I won’t try to explain what exactly is going on in the Grey House, both in order to avoid spoiling the plot and because I’m not entirely sure myself. (The production sent over a PDF explaining the lore to critics after they attended, which may be a sign that things aren’t entirely clear in the performance.) I’ll just say that Holloway inches toward a double-underlined, not exactly groundbreaking message about how men treat women, though the more the play tried to emphasize its insights, the less I bought into them. Things are better unspoken, as in a gory set piece near the end of the play that’s accompanied by some haunting music (heed the chilling credit of “a cappella arranger” Or Matias in your program) that’s stuck with me more than any of the direct exposition.
That late sequence serves as a reminder that, whatever you might assume from the proliferation of big loud spectacle on Broadway, theater is often a perfectly natural space for scaring us.

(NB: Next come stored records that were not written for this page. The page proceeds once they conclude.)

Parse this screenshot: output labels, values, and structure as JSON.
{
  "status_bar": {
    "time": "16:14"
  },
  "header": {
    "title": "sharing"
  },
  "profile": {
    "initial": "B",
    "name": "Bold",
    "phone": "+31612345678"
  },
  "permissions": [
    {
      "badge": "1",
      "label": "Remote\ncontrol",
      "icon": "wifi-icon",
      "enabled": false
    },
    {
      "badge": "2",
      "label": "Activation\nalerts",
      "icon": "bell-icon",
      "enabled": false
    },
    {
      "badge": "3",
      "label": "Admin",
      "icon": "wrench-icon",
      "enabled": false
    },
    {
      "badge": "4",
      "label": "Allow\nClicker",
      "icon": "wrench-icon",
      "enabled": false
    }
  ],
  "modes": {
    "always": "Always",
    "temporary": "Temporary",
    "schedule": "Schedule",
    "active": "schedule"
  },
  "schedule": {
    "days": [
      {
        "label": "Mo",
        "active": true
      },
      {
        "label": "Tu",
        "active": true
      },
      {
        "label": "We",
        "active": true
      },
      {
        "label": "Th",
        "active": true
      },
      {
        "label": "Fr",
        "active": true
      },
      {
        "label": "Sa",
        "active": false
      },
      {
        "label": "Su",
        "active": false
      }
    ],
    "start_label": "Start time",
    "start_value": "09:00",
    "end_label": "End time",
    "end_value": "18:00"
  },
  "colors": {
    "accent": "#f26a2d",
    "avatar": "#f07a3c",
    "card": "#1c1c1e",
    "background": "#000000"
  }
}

What you lose without close-ups and CGI, you gain from sitting among many people in the dark helplessly watching an unthinkable act unfold in front of you. The scariest thing I’ve seen in a theater was probably Dana H., with its overwhelming sense of dread. Same goes for This Is a Room and the more directly bloody The Thin Place or the oblique Anatomy of a Suicide (or even some elements of The Humans). None of those lean on filmic horror elements to the extent that Grey House does, and they originated in smaller spaces. Once you get to huge Broadway houses, claustrophobia is harder to maintain—it was distracting, watching Grey House, to hear parts of the audience giggle at the scares. But it was also fun to see the production swing so hard at genre tropiness. If it doesn’t fully succeed on its own terms, it’s at least a solid reminder that terror is as worthy of drama as any other kind of spectacle.
Grey House is at the Lyceum Theatre.